Introducing GST in India was not an easy task. It was essential that through the federal structure, it would be prudent to reach consensus on the entire GST model between the center and the state. In addition, a great deal of preparatory work has been done by studying the best internal practices around the world. One of these areas relates to disposition versus gain. It is estimated that the GST Council, while examining many issues surrounding the GST, failed to put a lot of time in the provision against profit.
As we know, the anti-speculation provision is first inserted in the GST bill in November 2016. India had no idea what that meant. What the provision against speculation? One section was introduced stating that “any reduction in the tax rate or the delivery of goods or services, or the benefit of input deduction is passed on to the recipient by a proportional reduction of prices.” As has been observed in developed countries when VAT was introduced, economies have witnessed inflation. To avoid this and to provide consumer confidence – that real estate prices will not rise, the government introduced the concept of anti-speculation into the GST.
It is expected that the GST to bring profits to companies by increasing credit and eliminating the cascade effect, that is, the income tax. The likelihood that their activities will not be supported by companies, resulting in public dissatisfaction with this radical reform, are of the greatest concern to the government that can be observed from the various statements of officials. To meet the objective that the final benefit of the GST is passed to the final consumer, the concept of anti-speculation was introduced.
It is obvious that if one expects a particular behavior of the companies, that is to pass the benefits to the consumers, it is important that the underlying legal dispositions are clearly articulated with a specific methodology. Finally, anti-speculation rules were published on June 19, 2017 and were expected to know the steps by the trade and industry to comply with anti-profit provisions. But unfortunately! There was nothing in the methodology to calculate the benefit.
The 1 of July arrived and, to date, there is no clarity as to what companies should do. The unanswered questions are: Should I change my prices on July 1, 2017? And if I do not do it? How do companies calculate the profit resulting from increased lending and reduced rates? Will you calculated it at the company level or at the product level? Is it not a gross profit or profit? Can I add additional expenses incurred due to the GST by calculating the costs and getting the benefit? What about losing in one product category and winning in another category? Can I clean it?

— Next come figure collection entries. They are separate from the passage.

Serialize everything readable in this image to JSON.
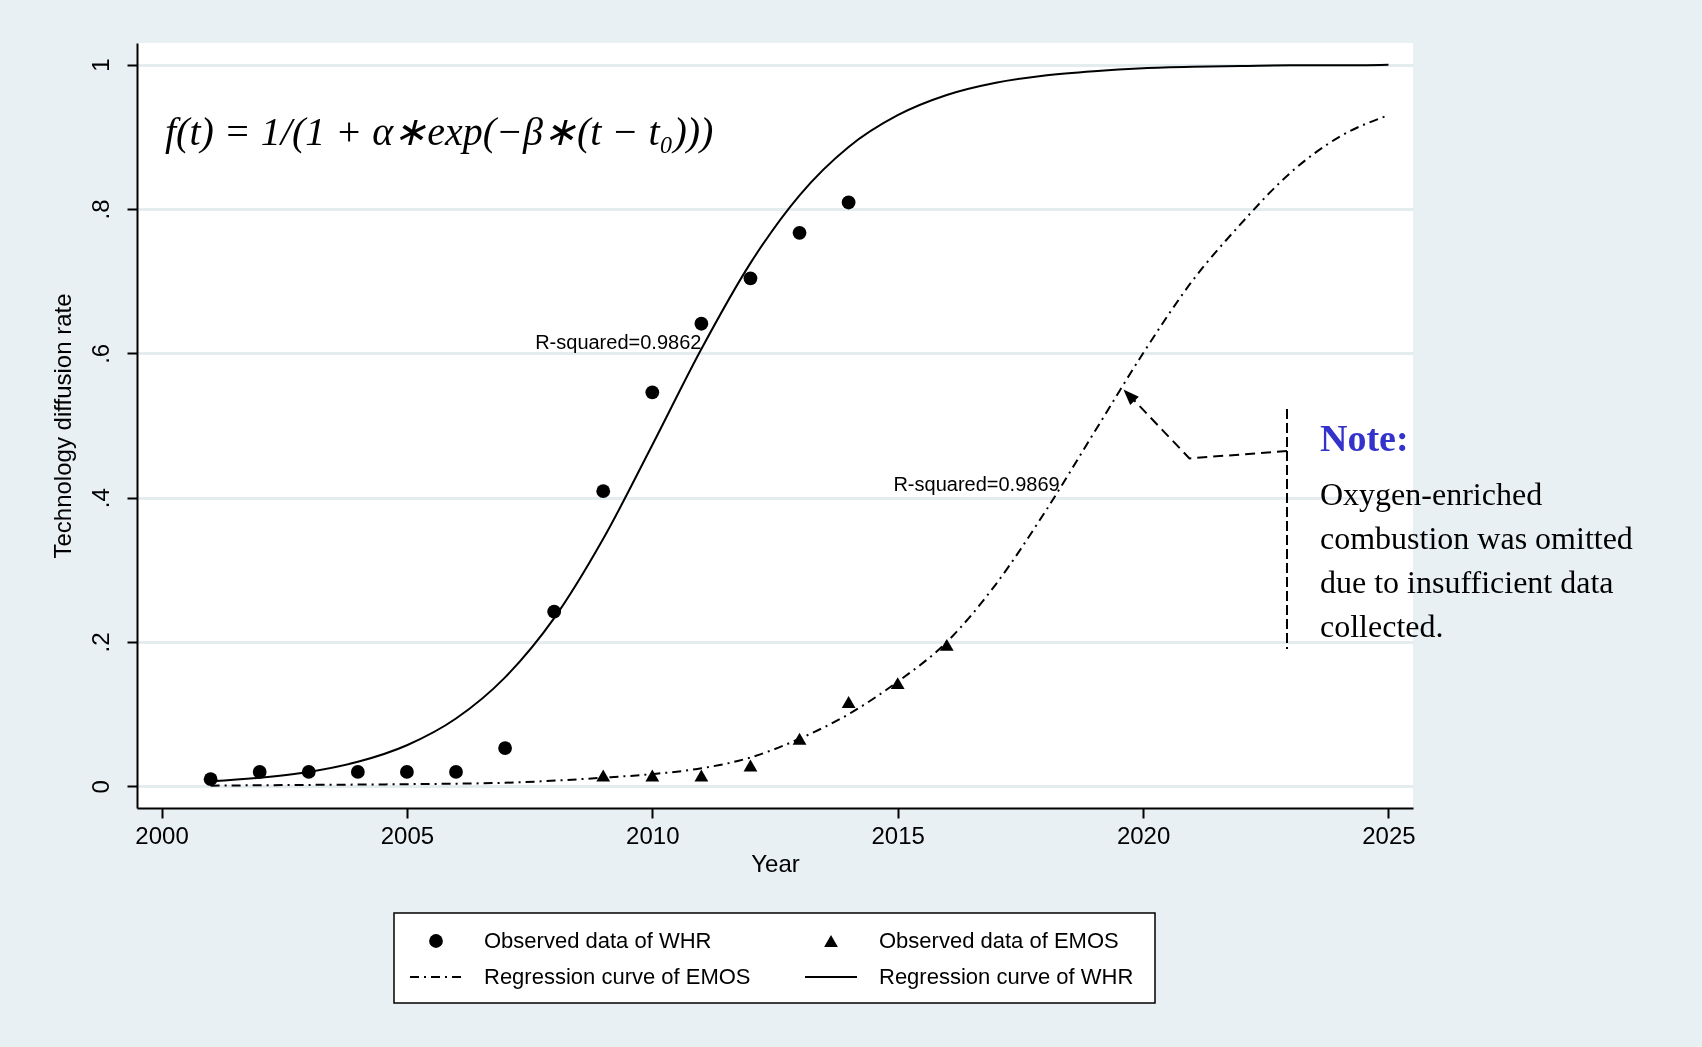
{
  "chart_data": {
    "type": "scatter",
    "xlabel": "Year",
    "ylabel": "Technology diffusion rate",
    "xlim": [
      1999.5,
      2025.5
    ],
    "xticks": [
      2000,
      2005,
      2010,
      2015,
      2020,
      2025
    ],
    "ylim": [
      -0.03,
      1.03
    ],
    "yticks": [
      {
        "value": 0,
        "label": "0"
      },
      {
        "value": 0.2,
        "label": ".2"
      },
      {
        "value": 0.4,
        "label": ".4"
      },
      {
        "value": 0.6,
        "label": ".6"
      },
      {
        "value": 0.8,
        "label": ".8"
      },
      {
        "value": 1,
        "label": "1"
      }
    ],
    "grid": "y",
    "legend": "bottom",
    "series": [
      {
        "name": "Observed data of WHR",
        "marker": "circle",
        "color": "#000000",
        "x": [
          2001,
          2002,
          2003,
          2004,
          2005,
          2006,
          2007,
          2008,
          2009,
          2010,
          2011,
          2012,
          2013,
          2014
        ],
        "values": [
          0.01,
          0.02,
          0.02,
          0.02,
          0.02,
          0.02,
          0.053,
          0.242,
          0.409,
          0.546,
          0.641,
          0.704,
          0.767,
          0.809
        ]
      },
      {
        "name": "Observed data of EMOS",
        "marker": "triangle",
        "color": "#000000",
        "x": [
          2009,
          2010,
          2011,
          2012,
          2013,
          2014,
          2015,
          2016
        ],
        "values": [
          0.015,
          0.015,
          0.015,
          0.029,
          0.066,
          0.117,
          0.143,
          0.196
        ]
      },
      {
        "name": "Regression curve of EMOS",
        "type": "line",
        "line_style": "dashed",
        "color": "#000000",
        "x": [
          2001,
          2003,
          2005,
          2007,
          2009,
          2010,
          2011,
          2012,
          2013,
          2014,
          2015,
          2016,
          2017,
          2018,
          2019,
          2020,
          2021,
          2022,
          2023,
          2024,
          2025
        ],
        "values": [
          0.001,
          0.002,
          0.003,
          0.005,
          0.012,
          0.017,
          0.025,
          0.04,
          0.066,
          0.1,
          0.145,
          0.2,
          0.28,
          0.38,
          0.49,
          0.6,
          0.7,
          0.78,
          0.85,
          0.9,
          0.93
        ]
      },
      {
        "name": "Regression curve of WHR",
        "type": "line",
        "line_style": "solid",
        "color": "#000000",
        "x": [
          2001,
          2002,
          2003,
          2004,
          2005,
          2006,
          2007,
          2008,
          2009,
          2010,
          2011,
          2012,
          2013,
          2014,
          2015,
          2016,
          2017,
          2018,
          2019,
          2020,
          2021,
          2022,
          2023,
          2024,
          2025
        ],
        "values": [
          0.007,
          0.012,
          0.02,
          0.034,
          0.057,
          0.094,
          0.151,
          0.233,
          0.343,
          0.473,
          0.606,
          0.725,
          0.819,
          0.886,
          0.93,
          0.958,
          0.975,
          0.985,
          0.991,
          0.995,
          0.997,
          0.998,
          0.999,
          0.999,
          1
        ]
      }
    ],
    "annotations": [
      "f(t) = 1/(1 + α∗exp(−β∗(t − t₀)))",
      {
        "text": "R-squared=0.9862",
        "x": 2011,
        "y": 0.615
      },
      {
        "text": "R-squared=0.9869",
        "x": 2018.3,
        "y": 0.418
      },
      "Note:",
      "Oxygen-enriched combustion was omitted due to insufficient data collected."
    ]
  }
}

The government should develop a guide on the methodology, including calculation and periodicity to reflect a proportional reduction before the GST is implemented, which is July 1, 2017. The publication of clear guidelines would have helped the industry to comply with the provisions Anti-profit. In case companies can blame themselves if they do not work with their prices due to lack of clarity? Ideally not. It is called, without a doubt, to, without wasting time, the approach of the Government is working on the methodology and clarify the provisions against speculation.